Aging infrastructure and weather damage is being blamed for both the Elliot Lake disaster and the Gardiner Expressway crumble.

Mall patron Jean-Marc Hayward told the Globe and Mail this tragedy was only a matter of time.

"The mall's always had leaks (and) roof damage," he said.

"There's a spot near the food court where there (was) a hole in the ceiling and you could see the beams and they're all rusted."

[ More Daily Brew: Sicamous evacuated as flooding ravages B.C. Interior ]

These are just the two most examples in a spate of dodgy Canadian structures.

In 2010, pedestrians along the jam-packed Yonge and Gould St. corridor stood horrified as the wall of an old building cascaded onto the street.

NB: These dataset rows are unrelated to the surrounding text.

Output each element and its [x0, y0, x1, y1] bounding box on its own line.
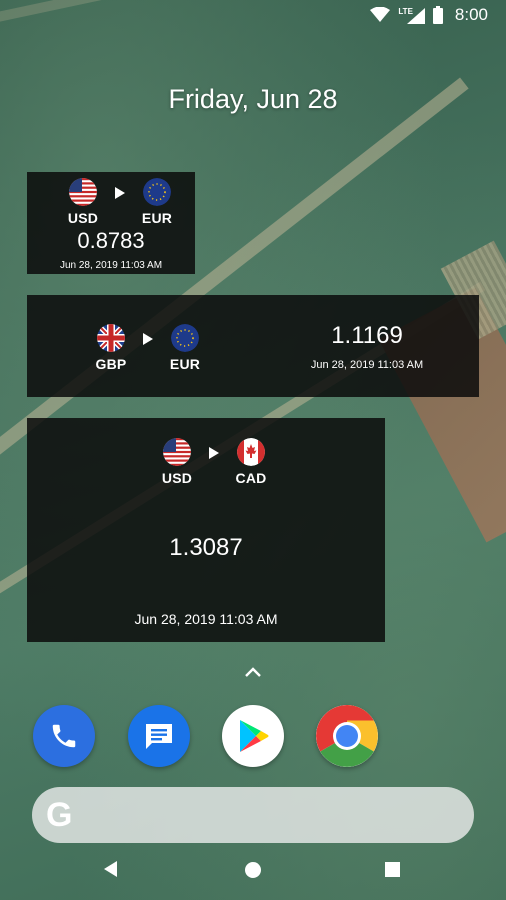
uk-flag-icon — [97, 324, 125, 352]
exchange-rate: 0.8783 — [77, 228, 145, 253]
navigation-bar — [0, 840, 506, 900]
from-currency-code: USD — [67, 210, 99, 226]
update-timestamp: Jun 28, 2019 11:03 AM — [59, 260, 163, 271]
arrow-right-icon — [209, 447, 219, 459]
google-g-icon: G — [46, 795, 73, 834]
status-bar: LTE 8:00 — [0, 0, 506, 30]
battery-icon — [432, 6, 443, 24]
home-icon[interactable] — [245, 862, 261, 878]
currency-widget-usd-cad[interactable]: USD CAD 1.3087 Jun 28, 2019 11:03 AM — [27, 418, 385, 642]
back-icon[interactable] — [104, 861, 117, 877]
play-store-app-icon[interactable] — [222, 705, 284, 767]
update-timestamp: Jun 28, 2019 11:03 AM — [310, 359, 424, 371]
exchange-rate: 1.3087 — [169, 534, 243, 561]
currency-pair: USD EUR — [63, 178, 177, 226]
update-timestamp: Jun 28, 2019 11:03 AM — [134, 611, 278, 627]
arrow-right-icon — [143, 333, 153, 345]
to-currency-code: EUR — [169, 356, 201, 372]
currency-pair: USD CAD — [157, 438, 271, 486]
us-flag-icon — [69, 178, 97, 206]
clock: 8:00 — [454, 5, 488, 24]
currency-pair: GBP EUR — [91, 324, 205, 372]
dock — [0, 705, 506, 769]
canada-flag-icon — [237, 438, 265, 466]
wifi-icon — [370, 7, 391, 22]
currency-widget-gbp-eur[interactable]: GBP EUR 1.1169 Jun 28, 2019 11:03 AM — [27, 295, 479, 397]
chrome-app-icon[interactable] — [316, 705, 378, 767]
from-currency-code: USD — [161, 470, 193, 486]
to-currency-code: CAD — [235, 470, 267, 486]
google-search-bar[interactable]: G — [32, 787, 474, 843]
app-drawer-caret-icon[interactable] — [244, 662, 262, 683]
recents-icon[interactable] — [385, 862, 400, 877]
from-currency-code: GBP — [95, 356, 127, 372]
phone-app-icon[interactable] — [33, 705, 95, 767]
us-flag-icon — [163, 438, 191, 466]
exchange-rate: 1.1169 — [331, 322, 403, 349]
arrow-right-icon — [115, 187, 125, 199]
messages-app-icon[interactable] — [128, 705, 190, 767]
eu-flag-icon — [143, 178, 171, 206]
to-currency-code: EUR — [141, 210, 173, 226]
currency-widget-usd-eur[interactable]: USD EUR 0.8783 Jun 28, 2019 11:03 AM — [27, 172, 195, 274]
eu-flag-icon — [171, 324, 199, 352]
lte-signal-icon: LTE — [398, 7, 425, 24]
date-label[interactable]: Friday, Jun 28 — [0, 84, 506, 115]
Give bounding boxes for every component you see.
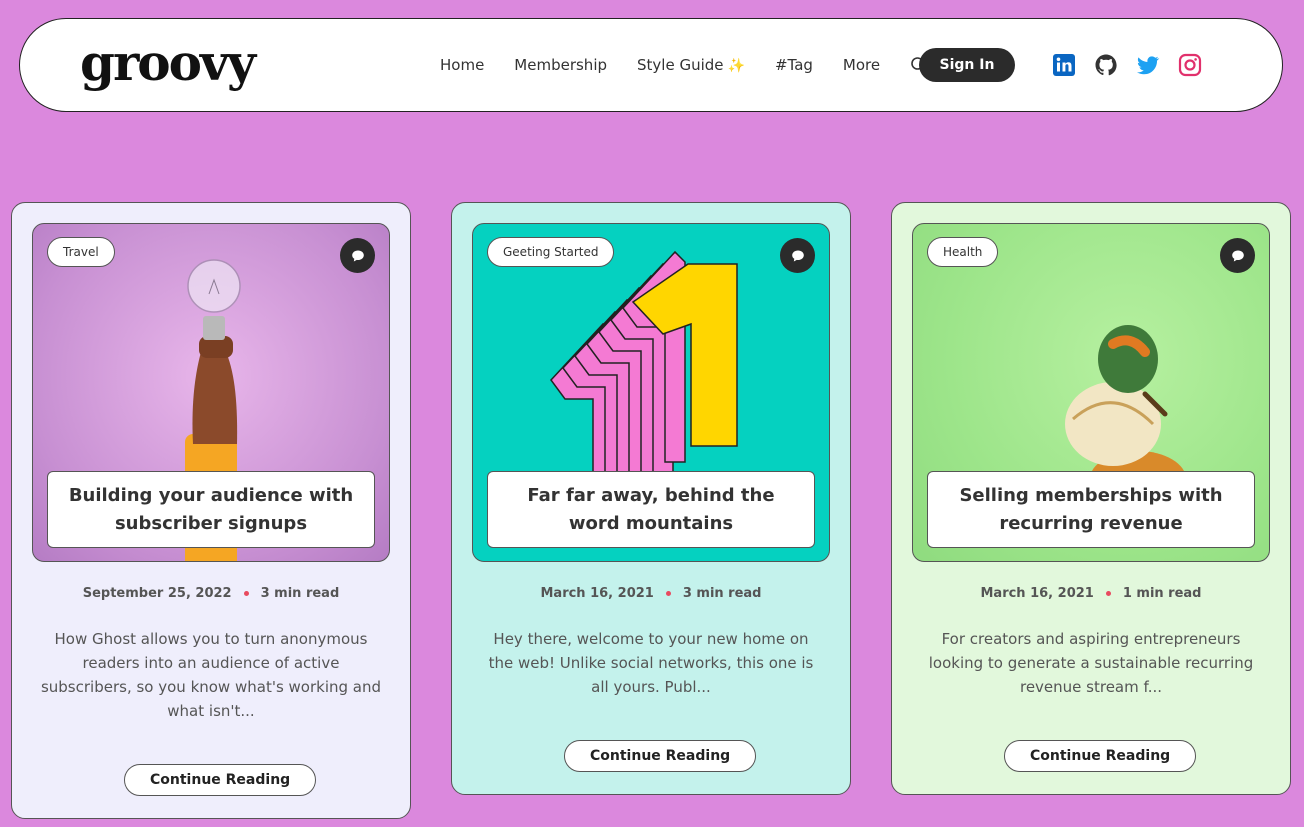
post-tag[interactable]: Health xyxy=(927,237,999,267)
post-card: Health Selling memberships with recurrin… xyxy=(891,202,1291,795)
post-meta: March 16, 2021 1 min read xyxy=(892,586,1290,601)
post-title[interactable]: Selling memberships with recurring reven… xyxy=(927,471,1255,548)
meta-separator xyxy=(665,590,671,596)
meta-separator xyxy=(243,590,249,596)
post-image[interactable]: Health Selling memberships with recurrin… xyxy=(912,223,1270,562)
post-card: Travel Building your audience with subsc… xyxy=(11,202,411,819)
nav-home[interactable]: Home xyxy=(440,56,484,74)
instagram-icon[interactable] xyxy=(1178,53,1202,77)
post-read-time: 3 min read xyxy=(260,586,340,601)
comment-icon[interactable] xyxy=(1220,238,1255,273)
post-card: Geeting Started Far far away, behind the… xyxy=(451,202,851,795)
continue-reading-button[interactable]: Continue Reading xyxy=(124,764,317,796)
post-title[interactable]: Building your audience with subscriber s… xyxy=(47,471,375,548)
comment-icon[interactable] xyxy=(340,238,375,273)
meta-separator xyxy=(1105,590,1111,596)
post-excerpt: Hey there, welcome to your new home on t… xyxy=(488,630,814,696)
post-date: March 16, 2021 xyxy=(980,586,1094,601)
site-logo[interactable]: groovy xyxy=(80,31,256,95)
nav-membership[interactable]: Membership xyxy=(514,56,607,74)
post-image[interactable]: Geeting Started Far far away, behind the… xyxy=(472,223,830,562)
twitter-icon[interactable] xyxy=(1136,53,1160,77)
post-image[interactable]: Travel Building your audience with subsc… xyxy=(32,223,390,562)
social-links xyxy=(1052,53,1202,77)
nav-tag[interactable]: #Tag xyxy=(775,56,813,74)
comment-icon[interactable] xyxy=(780,238,815,273)
post-meta: September 25, 2022 3 min read xyxy=(12,586,410,601)
nav-style-guide-label: Style Guide xyxy=(637,56,724,74)
continue-reading-button[interactable]: Continue Reading xyxy=(564,740,757,772)
post-excerpt: How Ghost allows you to turn anonymous r… xyxy=(40,630,382,720)
post-date: September 25, 2022 xyxy=(82,586,232,601)
sign-in-button[interactable]: Sign In xyxy=(919,48,1015,82)
post-tag[interactable]: Geeting Started xyxy=(487,237,615,267)
nav-more[interactable]: More xyxy=(843,56,880,74)
site-header: groovy Home Membership Style Guide ✨ #Tag… xyxy=(19,18,1283,112)
post-date: March 16, 2021 xyxy=(540,586,654,601)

And while old age can't be blamed in this case, patrons who attended the opening day ceremony of a Burnaby, B.C. supermarket in 1998 will likely remember how it collapsed mere minutes after the festivities began. Twenty people sustained injuries in the melee.

Though John Bryson, a manager of Toronto's structures and expressways, said the Gardiner is structurally sound and in good shape, he told the Star that the city is mulling over the idea of hiring an outside contractor to speed up the annual maintenance process.

First target: areas under the Gardiner that feature pedestrian sidewalks.

The question is, how many Elliot Lakes or Gardiner near-misses will be required before more drastic structural safety measures are taken?